Of course, once you have a gift and a card, which hopefully contains the names of their family and not characters from a book they once mentioned, you have to somehow crowbar them into an already packed schedule. While also appearing casual and like you’re only really bothering with seeing them anyway. Which is extra hard because, of course, every other supplier wants to see them as well. Suddenly, Captain No Friends is Mister Popular and trying to squeeze a fifteen minute window for a drink and shoving a, hopefully relevant, gift under his nose seems impossible.

Not to mention that these people are bound to be spread out all over the country. Which means hours in the car or on the train, if it’s running, going to see people you hardly know to present them with a gift that may or may not be well-received. Let’s not mention the heart-stopping moment when you know the card you have just handed over mentions the wife and suddenly they speak of the messy divorce they are in the middle of.

During these, hopefully short, meetings you are regaled with supposedly amusing anecdotes from their office Christmas party. Stories about people you don’t know, and, frankly, don’t care about. To be honest, you usually barely know the person you are meeting and you certainly don’t want to add to your information overload by finding out that Sandra from accounts is sleeping with everyone in the tax department.

In the back of your mind you’re thinking about everything that needs to be done for your own Christmas. My family has a unique habit of throwing down gauntlets every now and then, to ensure a perfect Christmas is had by all. “Oh, you’re in London? Then find me a plastic Santa to stab into a Yule log or CHRISTMAS WILL BE RUINED!” my mother says, maniacal laugh unheard but certainly implied.  I spent the last two days of November scanning Oxford Street looking for Christmas cake decorations. Only to be told once I had found them that, of course, we now need a cake board to put said Yule log onto.  “Aren’t the lights on Regent Street beautiful?” Yes, they are powered by my rage.

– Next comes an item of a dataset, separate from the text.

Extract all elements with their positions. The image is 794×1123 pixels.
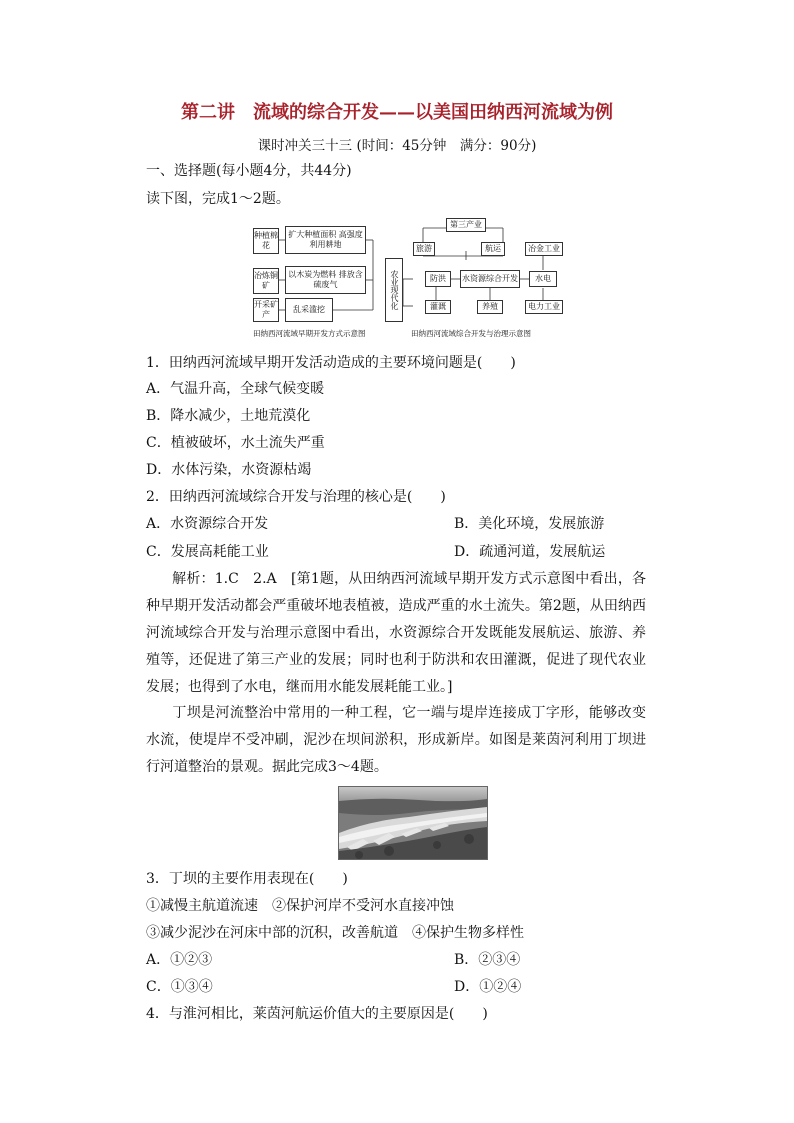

But right now I don’t have time to wonder about when I’ll be putting my Christmas tree up, what I’ll be buying people and if I’ll ever have time to visit the Winter Wonderland in town (I won’t). I’m too busy trying to remember if Tristan’s partner is called David, or if I’m just making an assumption that someone called Tristan would be gay and wondering if I’m a bad person for assuming that. Although, he does have immaculate facial hair.